Scott Walker’s Lack Of Degree Doesn’t Matter

Scott Walker’s lack of a college degree is no weakness as he prepares for his presidential run, a pair of political science professors argue in Politico write up Wednesday.

Walker’s college record has made him an occasional punching bag as he gears up for the presidential run he’s expected to announce next week. Former Democratic National Committee head Howard Dean said it raises questions about whether Walker is “well-educated.” Major Hillary Clinton donor John Morgan was more blunt when he said electing Walker would be allowing a “dumb shit” to become president. (RELATED: Major Hillary Donor Calls Walker ‘A Dumb S***’ Over Lack Of College Degree)

Now, two very well-educated political scientists say these attacks are pure bunk.

“We recently completed the largest study to look directly at this question—does having a college degree matter for politicians?—and the answer is, we don’t think so,” say Nicholas Carnes and Noam Lupu, professors at Duke University and the University of Wisconsin-Madison, respectively.
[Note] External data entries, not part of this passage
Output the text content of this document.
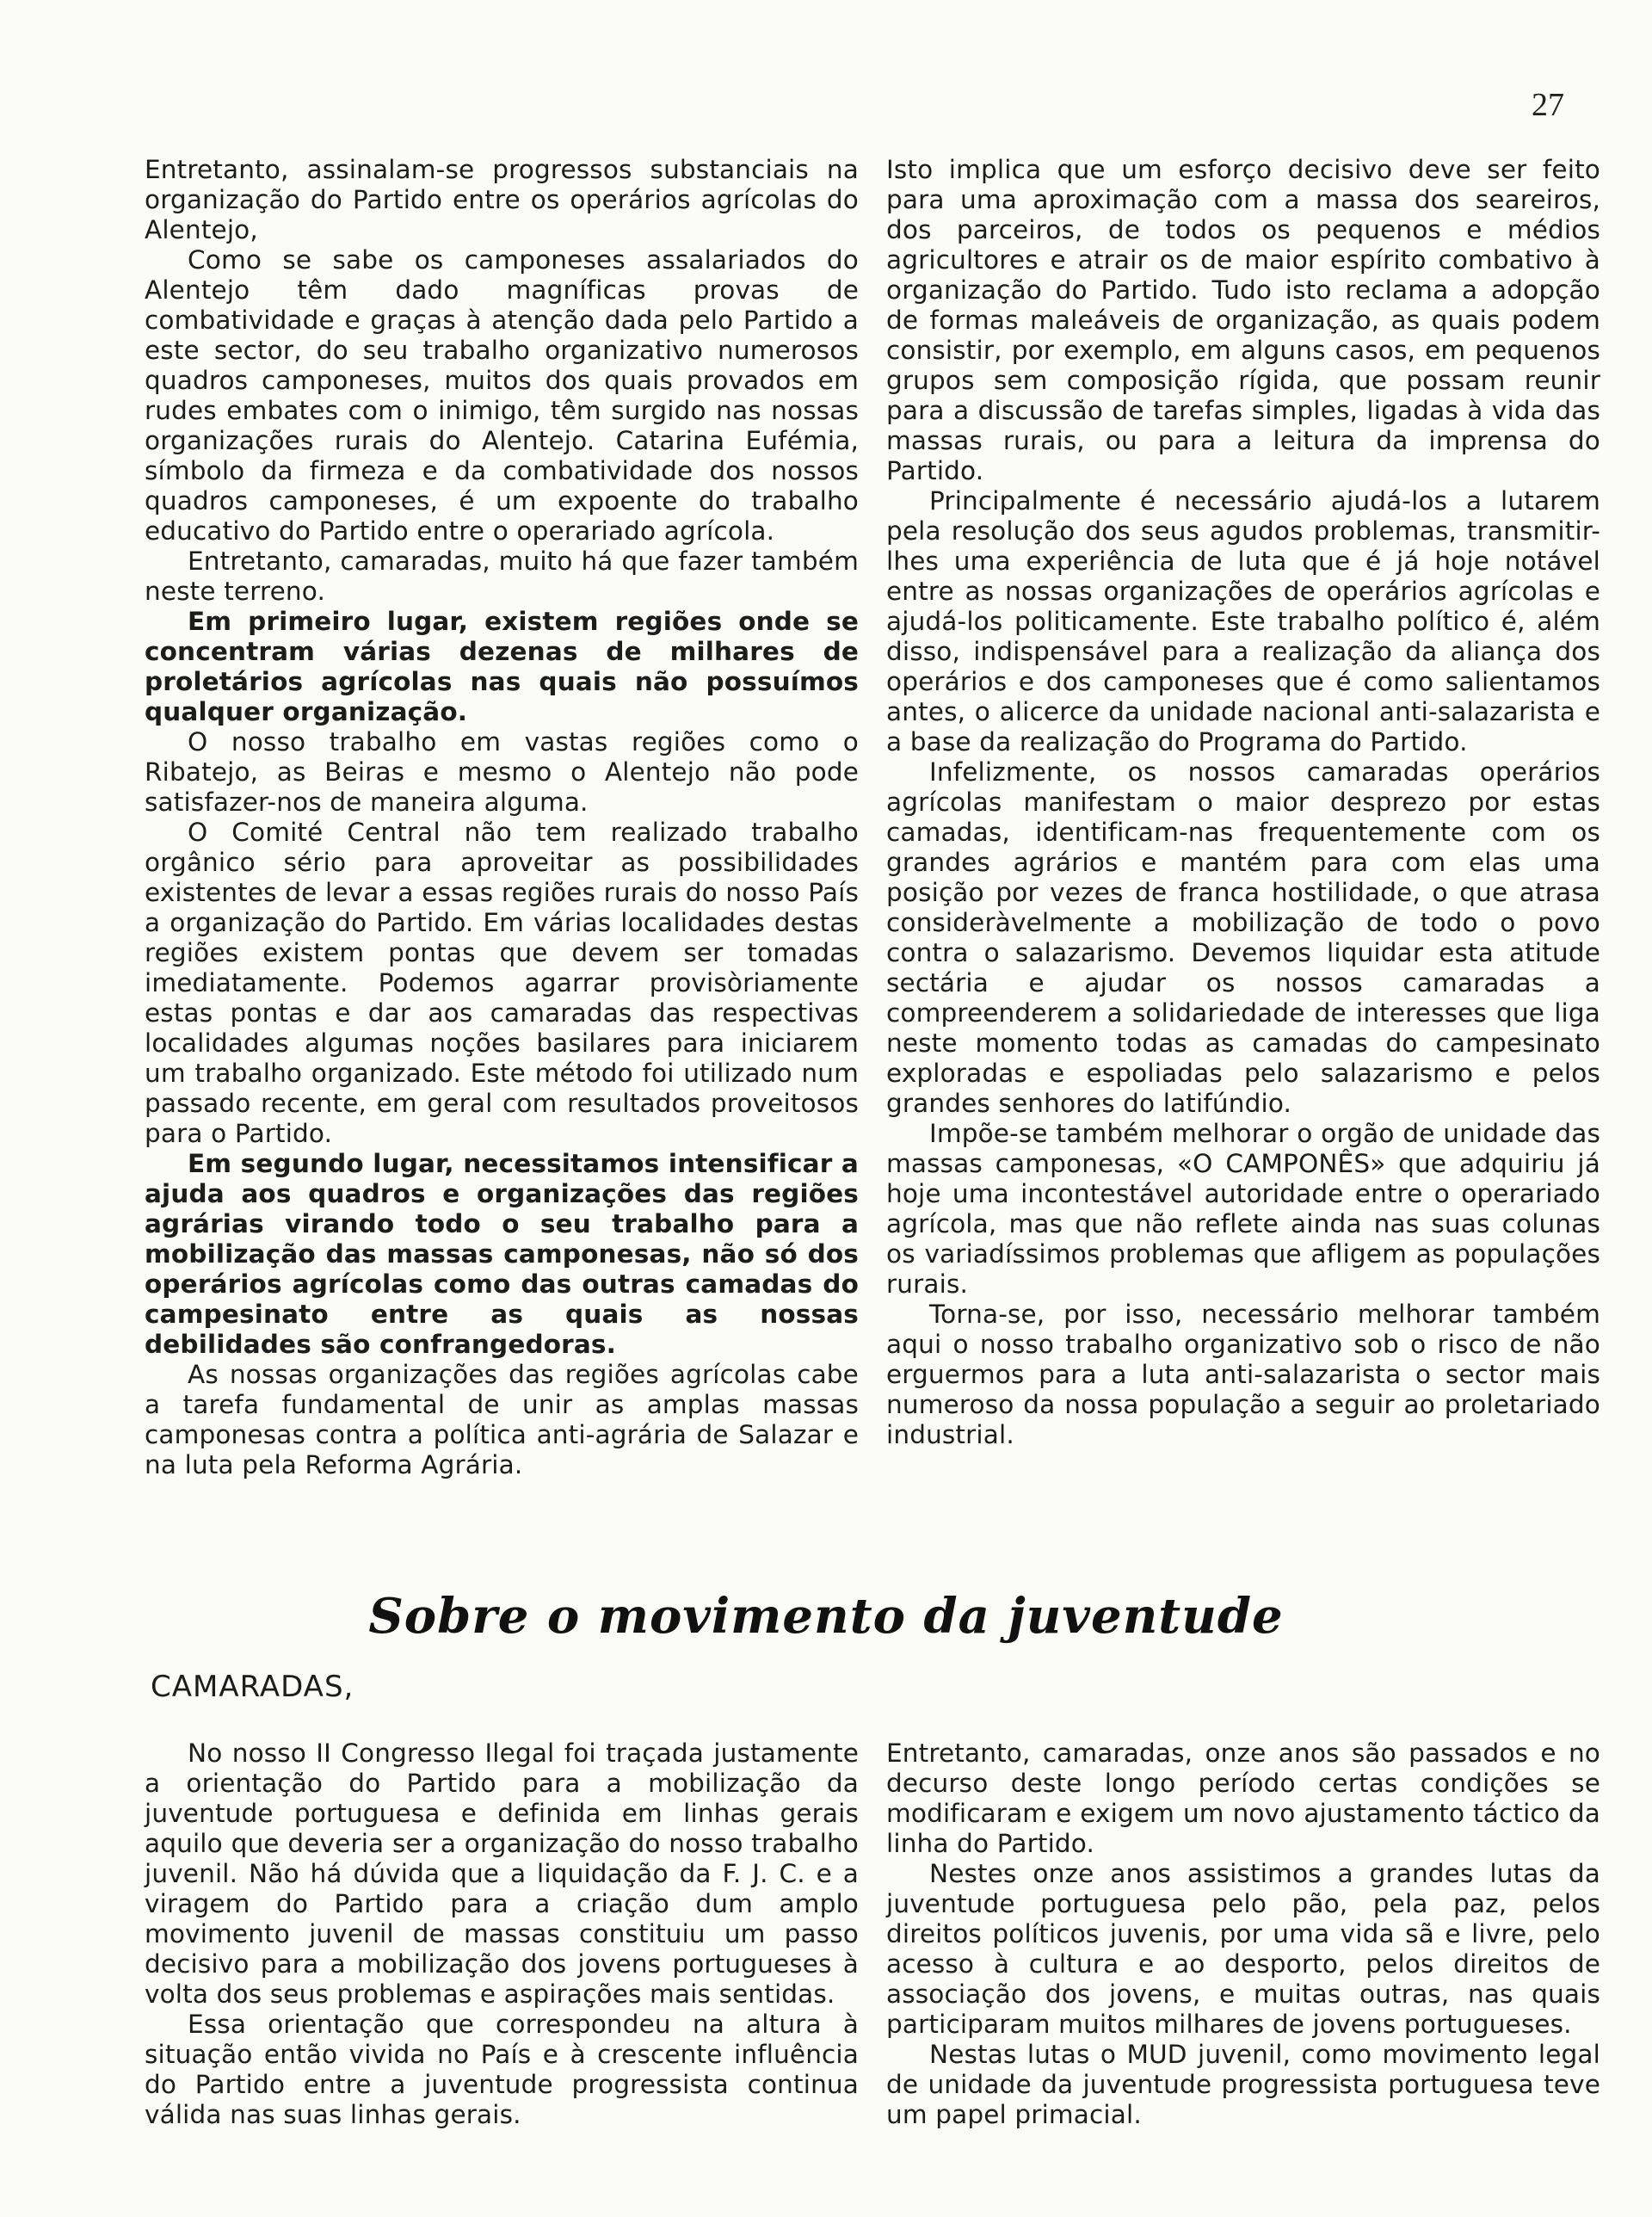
27

Entretanto, assinalam-se progressos substanciais na organização do Partido entre os operários agrícolas do Alentejo,

Como se sabe os camponeses assalariados do Alentejo têm dado magníficas provas de combatividade e graças à atenção dada pelo Partido a este sector, do seu trabalho organizativo numerosos quadros camponeses, muitos dos quais provados em rudes embates com o inimigo, têm surgido nas nossas organizações rurais do Alentejo. Catarina Eufémia, símbolo da firmeza e da combatividade dos nossos quadros camponeses, é um expoente do trabalho educativo do Partido entre o operariado agrícola.

Entretanto, camaradas, muito há que fazer também neste terreno.

Em primeiro lugar, existem regiões onde se concentram várias dezenas de milhares de proletários agrícolas nas quais não possuímos qualquer organização.

O nosso trabalho em vastas regiões como o Ribatejo, as Beiras e mesmo o Alentejo não pode satisfazer-nos de maneira alguma.

O Comité Central não tem realizado trabalho orgânico sério para aproveitar as possibilidades existentes de levar a essas regiões rurais do nosso País a organização do Partido. Em várias localidades destas regiões existem pontas que devem ser tomadas imediatamente. Podemos agarrar provisòriamente estas pontas e dar aos camaradas das respectivas localidades algumas noções basilares para iniciarem um trabalho organizado. Este método foi utilizado num passado recente, em geral com resultados proveitosos para o Partido.

Em segundo lugar, necessitamos intensificar a ajuda aos quadros e organizações das regiões agrárias virando todo o seu trabalho para a mobilização das massas camponesas, não só dos operários agrícolas como das outras camadas do campesinato entre as quais as nossas debilidades são confrangedoras.

As nossas organizações das regiões agrícolas cabe a tarefa fundamental de unir as amplas massas camponesas contra a política anti-agrária de Salazar e na luta pela Reforma Agrária.

Isto implica que um esforço decisivo deve ser feito para uma aproximação com a massa dos seareiros, dos parceiros, de todos os pequenos e médios agricultores e atrair os de maior espírito combativo à organização do Partido. Tudo isto reclama a adopção de formas maleáveis de organização, as quais podem consistir, por exemplo, em alguns casos, em pequenos grupos sem composição rígida, que possam reunir para a discussão de tarefas simples, ligadas à vida das massas rurais, ou para a leitura da imprensa do Partido.

Principalmente é necessário ajudá-los a lutarem pela resolução dos seus agudos problemas, transmitir-lhes uma experiência de luta que é já hoje notável entre as nossas organizações de operários agrícolas e ajudá-los politicamente. Este trabalho político é, além disso, indispensável para a realização da aliança dos operários e dos camponeses que é como salientamos antes, o alicerce da unidade nacional anti-salazarista e a base da realização do Programa do Partido.

Infelizmente, os nossos camaradas operários agrícolas manifestam o maior desprezo por estas camadas, identificam-nas frequentemente com os grandes agrários e mantém para com elas uma posição por vezes de franca hostilidade, o que atrasa consideràvelmente a mobilização de todo o povo contra o salazarismo. Devemos liquidar esta atitude sectária e ajudar os nossos camaradas a compreenderem a solidariedade de interesses que liga neste momento todas as camadas do campesinato exploradas e espoliadas pelo salazarismo e pelos grandes senhores do latifúndio.

Impõe-se também melhorar o orgão de unidade das massas camponesas, «O CAMPONÊS» que adquiriu já hoje uma incontestável autoridade entre o operariado agrícola, mas que não reflete ainda nas suas colunas os variadíssimos problemas que afligem as populações rurais.

Torna-se, por isso, necessário melhorar também aqui o nosso trabalho organizativo sob o risco de não erguermos para a luta anti-salazarista o sector mais numeroso da nossa população a seguir ao proletariado industrial.

Sobre o movimento da juventude
CAMARADAS,

No nosso II Congresso Ilegal foi traçada justamente a orientação do Partido para a mobilização da juventude portuguesa e definida em linhas gerais aquilo que deveria ser a organização do nosso trabalho juvenil. Não há dúvida que a liquidação da F. J. C. e a viragem do Partido para a criação dum amplo movimento juvenil de massas constituiu um passo decisivo para a mobilização dos jovens portugueses à volta dos seus problemas e aspirações mais sentidas.

Essa orientação que correspondeu na altura à situação então vivida no País e à crescente influência do Partido entre a juventude progressista continua válida nas suas linhas gerais.

Entretanto, camaradas, onze anos são passados e no decurso deste longo período certas condições se modificaram e exigem um novo ajustamento táctico da linha do Partido.

Nestes onze anos assistimos a grandes lutas da juventude portuguesa pelo pão, pela paz, pelos direitos políticos juvenis, por uma vida sã e livre, pelo acesso à cultura e ao desporto, pelos direitos de associação dos jovens, e muitas outras, nas quais participaram muitos milhares de jovens portugueses.

Nestas lutas o MUD juvenil, como movimento legal de unidade da juventude progressista portuguesa teve um papel primacial.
According to the two’s research, there’s simply no evidence that the Wisconsin governor’s failure to complete his last few credits at Marquette is a red flag for high office.

“When we examined hard data on how politicians with and without college degrees actually perform in office, on average, we didn’t find any real differences between leaders who finished college and leaders who didn’t,” they write. When assessing the fates of countries from 1875 onwards and comparing those led by college-educated chief executives and those that were not, they found similar levels of economic growth, inflation, unemployment, wars, and labor strikes.

The two also conducted a study of a Brazilian local government, finding that corruption levels between different cities did not change based on whether mayors had college degrees.

“Even in the US Congress, a college diploma doesn’t seem to signify anything special,” they continue. “Throughout the 20th century, members of Congress who didn’t have college degrees introduced just as many successful bills as their colleagues who had college diplomas. They didn’t suffer with voters, either.”

The two theorize that the similar performance is because, whether they received a degree or not, politicians all share the similar trait of being leaders and “workaholics” willing and able to slog through the gauntlet of politics. Furthermore, like most Americans, politicians do their most important learning on the job, not in the classroom.

“By definition, they have more in common with a college dropout like Bill Gates than a typical college dropout,” they say. The two academics conclude by urging voters to view him not as a bumbling dropout, but as somebody like Mark Zuckerberg, Harry Truman, or Karl Rove, all high school grads.

“When voters hear that Scott Walker—or any politician—didn’t finish college, they probably shouldn’t make too much of it. They should listen to the person’s ideas, they should look at the person’s track record, but they shouldn’t get too hung up on the college part.”